O setor leiteiro brasileiro precisa estar unido e mobilizado para fazer avançar no Senado e garantir a sanção presidencial do Projeto de Lei 10.556/2018, que regulamenta a utilização da palavra “leite” nas embalagens e rótulos de alimentos. Esta foi a posição defendida pelo presidente do Sindilat/RS, Guilherme Portella, na primeira reunião do ano da Aliança Láctea Sul Brasileira (ALSB). “Precisamos falar com uma só voz quando tratamos de questões estruturantes. Devemos permanecer alinhados na defesa do setor e da valorização do leite, do produtor à indústria, até o consumidor final”, assinalou.
A matéria foi aprovada pelo Plenário da Câmara dos Deputados na madrugada desta terça-feira (03). “É uma excelente notícia a aprovação do projeto de autoria da ex-ministra de Agricultura, Tereza Cristina. Trata-se de uma pauta histórica”, acrescentou Ronei Volpi, coordenador geral da ALSB.
Aprovado na forma de substitutivo, o projeto estabelece que, para o leite, apenas produtos de origem animal podem usar denominações como queijo, manteiga, leite condensado, requeijão, creme de leite, bebida láctea, doce de leite, iogurte, coalhada, entre outras. Produtos vegetais ainda deverão adotar embalagens com cores e imagens distintas, reforçando a diferenciação. “Este regramento fortalece a proteção do leite e assegura maior transparência ao consumidor. Foi necessária a mobilização do setor para defender a proibição do uso da palavra “leite” para itens não lácteos. Agora, o esforço se concentra na aprovação no Senado e na sanção presidencial”, reforçou Portella.

Foto: Reprodução
Outra missão para o setor levada ao encontro que reúne representantes das Secretarias de Estado e Federações da Agricultura, além dos Sindicatos das Indústrias de Laticínios dos estados produtores do Rio Grande do Sul, Santa Catarina, Paraná e Mato Grosso do Sul é a defesa do Programa Mais Leite Saudável como política pública estratégica. Conforme Portella, trata-se de uma das principais iniciativas para elevar a produtividade e qualidade do leite. “É preciso transformá-lo em prioridade mediante uma forte articulação setorial para defender sua continuidade”, afirmou.

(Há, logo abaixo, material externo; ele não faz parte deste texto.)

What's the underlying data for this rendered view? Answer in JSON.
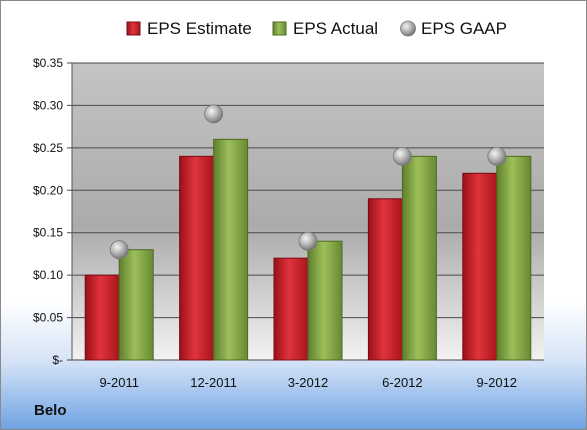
{
  "company": "Belo",
  "colors": {
    "estimate": "#d0202a",
    "actual": "#8aad4a",
    "gaap": "#a8a8a8"
  },
  "chart_data": {
    "type": "bar",
    "title": "",
    "xlabel": "",
    "ylabel": "",
    "ylim": [
      0,
      0.35
    ],
    "y_ticks": [
      0,
      0.05,
      0.1,
      0.15,
      0.2,
      0.25,
      0.3,
      0.35
    ],
    "y_tick_labels": [
      "$-",
      "$0.05",
      "$0.10",
      "$0.15",
      "$0.20",
      "$0.25",
      "$0.30",
      "$0.35"
    ],
    "categories": [
      "9-2011",
      "12-2011",
      "3-2012",
      "6-2012",
      "9-2012"
    ],
    "legend_position": "top",
    "grid": true,
    "series": [
      {
        "name": "EPS Estimate",
        "kind": "bar",
        "values": [
          0.1,
          0.24,
          0.12,
          0.19,
          0.22
        ]
      },
      {
        "name": "EPS Actual",
        "kind": "bar",
        "values": [
          0.13,
          0.26,
          0.14,
          0.24,
          0.24
        ]
      },
      {
        "name": "EPS GAAP",
        "kind": "marker",
        "values": [
          0.13,
          0.29,
          0.14,
          0.24,
          0.24
        ]
      }
    ]
  }
}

Conforme o presidente do Sindilat/RS, o programa é também um dos pilares que pode sustentar a abertura das portas para o leite brasiliero no mercado internacional. Isso porque, para conseguir espaço como produto de exportação, precisa ter garantia de competitividade através do preço. “Para exportar é indispensável ter preço se quisermos competir com Argentina, Uruguai, Nova Zelândia ou outros players globais”, enfatizou Portella.